Three of the homes were designed by Boulder's first architect and master-builder, Glen Huntington. The earliest is a finely crafted Tudor Revival at 715 12th St., built in 1923, with cathedral ceilings in the living and dining rooms. Owner Emily Lowrance calls her place "a Christmas house" because she used shades of red and green.
Huntington's 1930 design is a Jacobean/Elizabethan residence at 1500 Baseline Road, with steeply pitched roofline, gables with half-timbering, and a spacious living room.
The last of this group, a Colonial Revival, was built in 1940 at 701 Seventh St., with gabled dormers and paneled windows. A large addition was built by Cindy and Charles Jones, the owners for 12 years.
A 1927 Tudor house at 755 15th St. is being restored to its original elegance by Patsy and John Ramsey, who also are opening it to light and air. A spacious master suite with dormers has gone into the unused attic, and a sun porch became a dining room.

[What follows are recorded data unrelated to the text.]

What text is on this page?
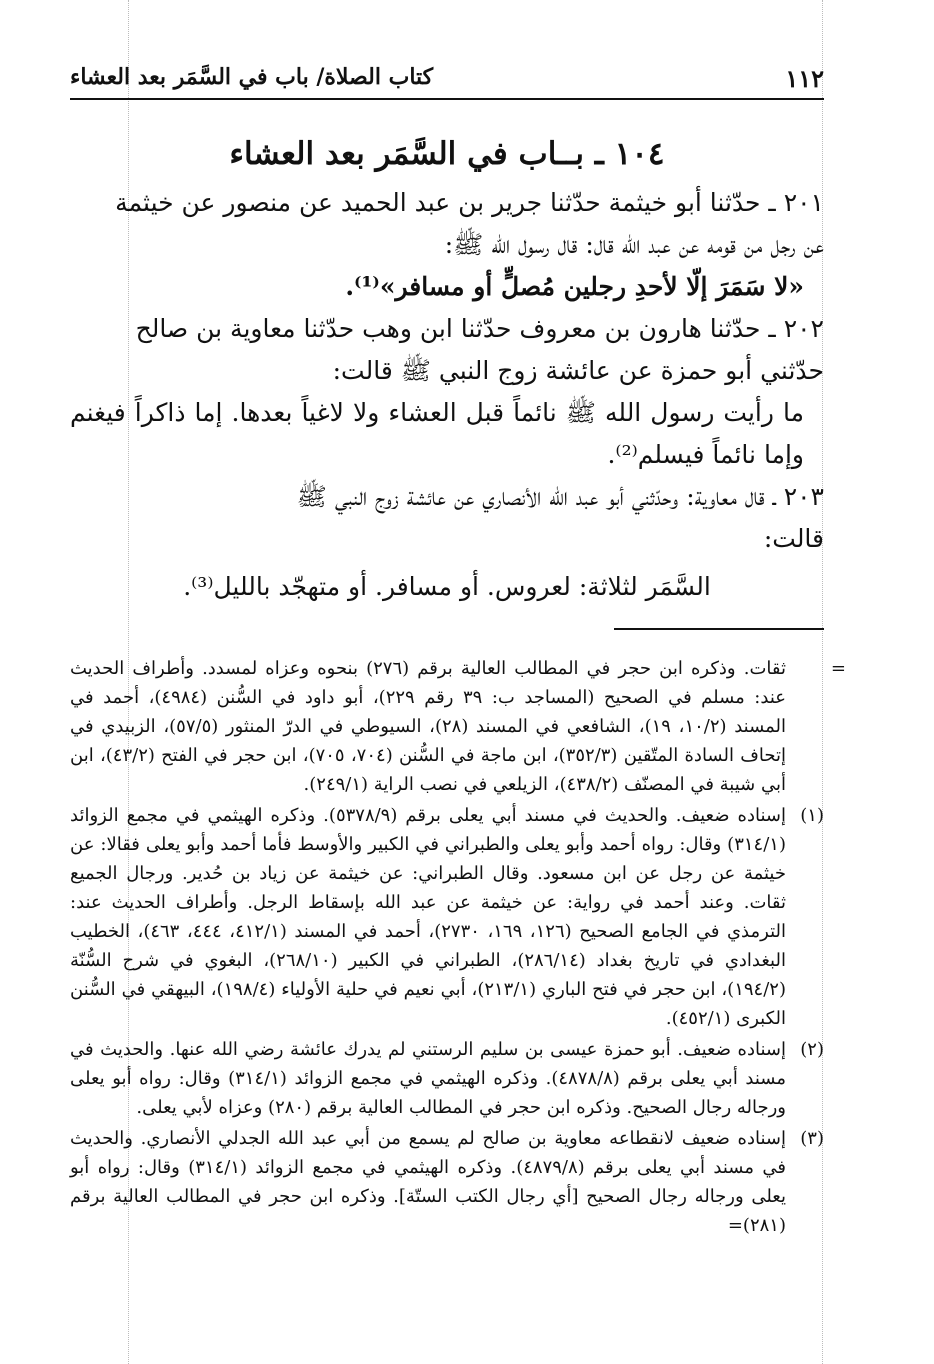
١١٢
كتاب الصلاة/ باب في السَّمَر بعد العشاء
١٠٤ ـ بــاب في السَّمَر بعد العشاء

٢٠١ ـ حدّثنا أبو خيثمة حدّثنا جرير بن عبد الحميد عن منصور عن خيثمة

عن رجل من قومه عن عبد الله قال: قال رسول الله ﷺ:

«لا سَمَرَ إلّا لأحدِ رجلين مُصلٍّ أو مسافر»⁽¹⁾.

٢٠٢ ـ حدّثنا هارون بن معروف حدّثنا ابن وهب حدّثنا معاوية بن صالح

حدّثني أبو حمزة عن عائشة زوج النبي ﷺ قالت:

ما رأيت رسول الله ﷺ نائماً قبل العشاء ولا لاغياً بعدها. إما ذاكراً فيغنم وإما نائماً فيسلم⁽²⁾.

٢٠٣ ـ قال معاوية: وحدّثني أبو عبد الله الأنصاري عن عائشة زوج النبي ﷺ

قالت:

السَّمَر لثلاثة: لعروس. أو مسافر. أو متهجّد بالليل⁽³⁾.

=
ثقات. وذكره ابن حجر في المطالب العالية برقم (٢٧٦) بنحوه وعزاه لمسدد. وأطراف الحديث عند: مسلم في الصحيح (المساجد ب: ٣٩ رقم ٢٢٩)، أبو داود في السُّنن (٤٩٨٤)، أحمد في المسند (١٠/٢، ١٩)، الشافعي في المسند (٢٨)، السيوطي في الدرّ المنثور (٥٧/٥)، الزبيدي في إتحاف السادة المتّقين (٣٥٢/٣)، ابن ماجة في السُّنن (٧٠٤، ٧٠٥)، ابن حجر في الفتح (٤٣/٢)، ابن أبي شيبة في المصنّف (٤٣٨/٢)، الزيلعي في نصب الراية (٢٤٩/١).

(١)
إسناده ضعيف. والحديث في مسند أبي يعلى برقم (٥٣٧٨/٩). وذكره الهيثمي في مجمع الزوائد (٣١٤/١) وقال: رواه أحمد وأبو يعلى والطبراني في الكبير والأوسط فأما أحمد وأبو يعلى فقالا: عن خيثمة عن رجل عن ابن مسعود. وقال الطبراني: عن خيثمة عن زياد بن حُدير. ورجال الجميع ثقات. وعند أحمد في رواية: عن خيثمة عن عبد الله بإسقاط الرجل. وأطراف الحديث عند: الترمذي في الجامع الصحيح (١٢٦، ١٦٩، ٢٧٣٠)، أحمد في المسند (٤١٢/١، ٤٤٤، ٤٦٣)، الخطيب البغدادي في تاريخ بغداد (٢٨٦/١٤)، الطبراني في الكبير (٢٦٨/١٠)، البغوي في شرح السُّنّة (١٩٤/٢)، ابن حجر في فتح الباري (٢١٣/١)، أبي نعيم في حلية الأولياء (١٩٨/٤)، البيهقي في السُّنن الكبرى (٤٥٢/١).

(٢)
إسناده ضعيف. أبو حمزة عيسى بن سليم الرستني لم يدرك عائشة رضي الله عنها. والحديث في مسند أبي يعلى برقم (٤٨٧٨/٨). وذكره الهيثمي في مجمع الزوائد (٣١٤/١) وقال: رواه أبو يعلى ورجاله رجال الصحيح. وذكره ابن حجر في المطالب العالية برقم (٢٨٠) وعزاه لأبي يعلى.

(٣)
إسناده ضعيف لانقطاعه معاوية بن صالح لم يسمع من أبي عبد الله الجدلي الأنصاري. والحديث في مسند أبي يعلى برقم (٤٨٧٩/٨). وذكره الهيثمي في مجمع الزوائد (٣١٤/١) وقال: رواه أبو يعلى ورجاله رجال الصحيح [أي رجال الكتب الستّة]. وذكره ابن حجر في المطالب العالية برقم (٢٨١)=
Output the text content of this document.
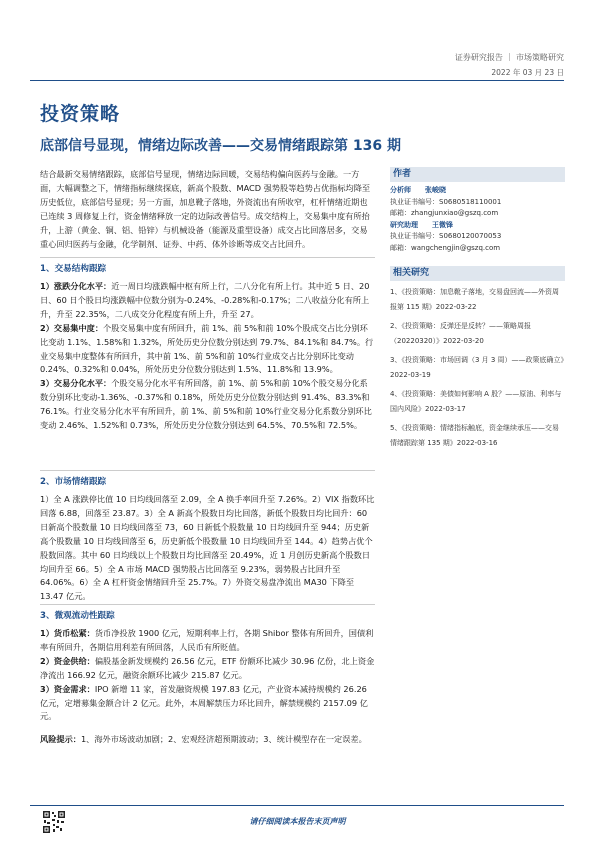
证券研究报告 ｜ 市场策略研究
2022 年 03 月 23 日
投资策略
底部信号显现，情绪边际改善——交易情绪跟踪第 136 期
结合最新交易情绪跟踪，底部信号显现，情绪边际回暖，交易结构偏向医药与金融。一方面，大幅调整之下，情绪指标继续探底，新高个股数、MACD 强势股等趋势占优指标均降至历史低位，底部信号显现；另一方面，加息靴子落地，外资流出有所收窄，杠杆情绪近期也已连续 3 周修复上行，资金情绪释放一定的边际改善信号。成交结构上，交易集中度有所抬升，上游（黄金、铜、铝、铅锌）与机械设备（能源及重型设备）成交占比回落居多，交易重心回归医药与金融，化学制剂、证券、中药、体外诊断等成交占比回升。
1、交易结构跟踪

1）涨跌分化水平：近一周日均涨跌幅中枢有所上行，二八分化有所上行。其中近 5 日、20 日、60 日个股日均涨跌幅中位数分别为-0.24%、-0.28%和-0.17%；二八收益分化有所上升，升至 22.35%，二八成交分化程度有所上升，升至 27。

2）交易集中度：个股交易集中度有所回升，前 1%、前 5%和前 10%个股成交占比分别环比变动 1.1%、1.58%和 1.32%，所处历史分位数分别达到 79.7%、84.1%和 84.7%。行业交易集中度整体有所回升，其中前 1%、前 5%和前 10%行业成交占比分别环比变动 0.24%、0.32%和 0.04%，所处历史分位数分别达到 1.5%、11.8%和 13.9%。

3）交易分化水平：个股交易分化水平有所回落，前 1%、前 5%和前 10%个股交易分化系数分别环比变动-1.36%、-0.37%和 0.18%，所处历史分位数分别达到 91.4%、83.3%和 76.1%。行业交易分化水平有所回升，前 1%、前 5%和前 10%行业交易分化系数分别环比变动 2.46%、1.52%和 0.73%，所处历史分位数分别达到 64.5%、70.5%和 72.5%。

2、市场情绪跟踪

1）全 A 涨跌停比值 10 日均线回落至 2.09，全 A 换手率回升至 7.26%。2）VIX 指数环比回落 6.88，回落至 23.87。3）全 A 新高个股数日均比回落，新低个股数日均比回升：60 日新高个股数量 10 日均线回落至 73，60 日新低个股数量 10 日均线回升至 944；历史新高个股数量 10 日均线回落至 6，历史新低个股数量 10 日均线回升至 144。4）趋势占优个股数回落。其中 60 日均线以上个股数日均比回落至 20.49%，近 1 月创历史新高个股数日均回升至 66。5）全 A 市场 MACD 强势股占比回落至 9.23%，弱势股占比回升至 64.06%。6）全 A 杠杆资金情绪回升至 25.7%。7）外资交易盘净流出 MA30 下降至 13.47 亿元。

3、微观流动性跟踪

1）货币松紧：货币净投放 1900 亿元，短期利率上行，各期 Shibor 整体有所回升，国债利率有所回升，各期信用利差有所回落，人民币有所贬值。

2）资金供给：偏股基金新发规模约 26.56 亿元，ETF 份额环比减少 30.96 亿份，北上资金净流出 166.92 亿元，融资余额环比减少 215.87 亿元。

3）资金需求：IPO 新增 11 家，首发融资规模 197.83 亿元，产业资本减持规模约 26.26 亿元，定增募集金额合计 2 亿元。此外，本周解禁压力环比回升，解禁规模约 2157.09 亿元。

风险提示：1、海外市场波动加剧；2、宏观经济超预期波动；3、统计模型存在一定误差。

作者
分析师 张峻晓
执业证书编号：S0680518110001
邮箱：zhangjunxiao@gszq.com
研究助理 王微锋
执业证书编号：S0680120070053
邮箱：wangchengjin@gszq.com
相关研究
1、《投资策略：加息靴子落地，交易盘回流——外资周报第 115 期》2022-03-22
2、《投资策略：反弹还是反转？——策略周报（20220320）》2022-03-20
3、《投资策略：市场回调（3 月 3 周）——政策底确立》2022-03-19
4、《投资策略：美债如何影响 A 股？——原油、利率与国内风险》2022-03-17
5、《投资策略：情绪指标触底，资金继续承压——交易情绪跟踪第 135 期》2022-03-16
请仔细阅读本报告末页声明
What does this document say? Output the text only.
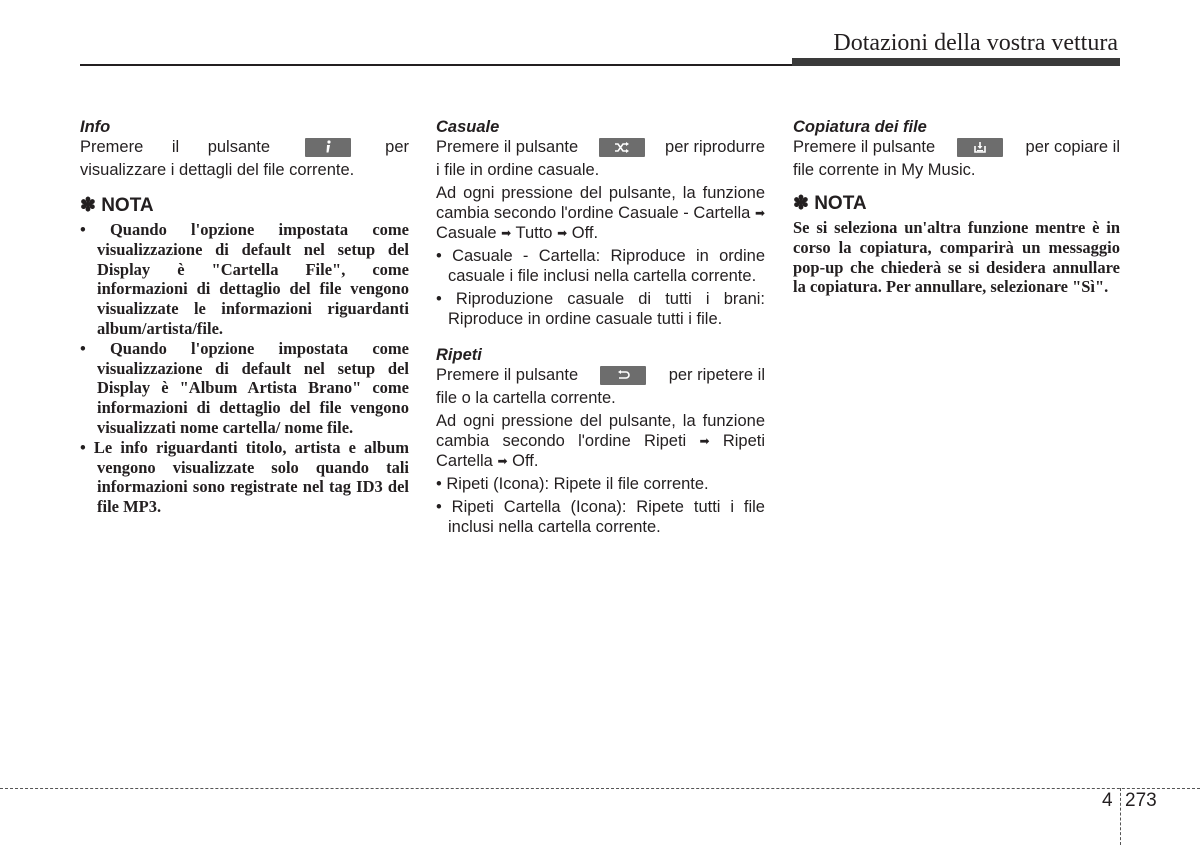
Dotazioni della vostra vettura
Info
Premere il pulsante	per
visualizzare i dettagli del file corrente.
✽ NOTA
• Quando l'opzione impostata come visualizzazione di default nel setup del Display è "Cartella File", come informazioni di dettaglio del file vengono visualizzate le informazioni riguardanti album/artista/file.
• Quando l'opzione impostata come visualizzazione di default nel setup del Display è "Album Artista Brano" come informazioni di dettaglio del file vengono visualizzati nome cartella/ nome file.
• Le info riguardanti titolo, artista e album vengono visualizzate solo quando tali informazioni sono registrate nel tag ID3 del file MP3.
Casuale
Premere il pulsante	per riprodurre
i file in ordine casuale.
Ad ogni pressione del pulsante, la funzione cambia secondo l'ordine Casuale - Cartella ➡ Casuale ➡ Tutto ➡ Off.
• Casuale - Cartella: Riproduce in ordine casuale i file inclusi nella cartella corrente.
• Riproduzione casuale di tutti i brani: Riproduce in ordine casuale tutti i file.
Ripeti
Premere il pulsante	per ripetere il
file o la cartella corrente.
Ad ogni pressione del pulsante, la funzione cambia secondo l'ordine Ripeti ➡ Ripeti Cartella ➡ Off.
• Ripeti (Icona): Ripete il file corrente.
• Ripeti Cartella (Icona): Ripete tutti i file inclusi nella cartella corrente.
Copiatura dei file
Premere il pulsante	per copiare il
file corrente in My Music.
✽ NOTA
Se si seleziona un'altra funzione mentre è in corso la copiatura, comparirà un messaggio pop-up che chiederà se si desidera annullare la copiatura. Per annullare, selezionare "Sì".
4 273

A 1931 Jacobean/Elizabethan home at 1427 Cascade Ave. is enlivened with mementos from the career and travels of former U.S. State Department diplomat Robert Goold and his wife Libby. A sturdy Foursquare home at 845 12th St. was built in 1908, and has recently been given a window-filled addition by new owners Arnold Jacobson and Victoria Johns.
The 1935 Colonial Revival at 770 12th St. also has been given an addition - a large sun room and master bath by owners Carol Francipane and Donald Lococo. They also modernized the kitchen from the studs out.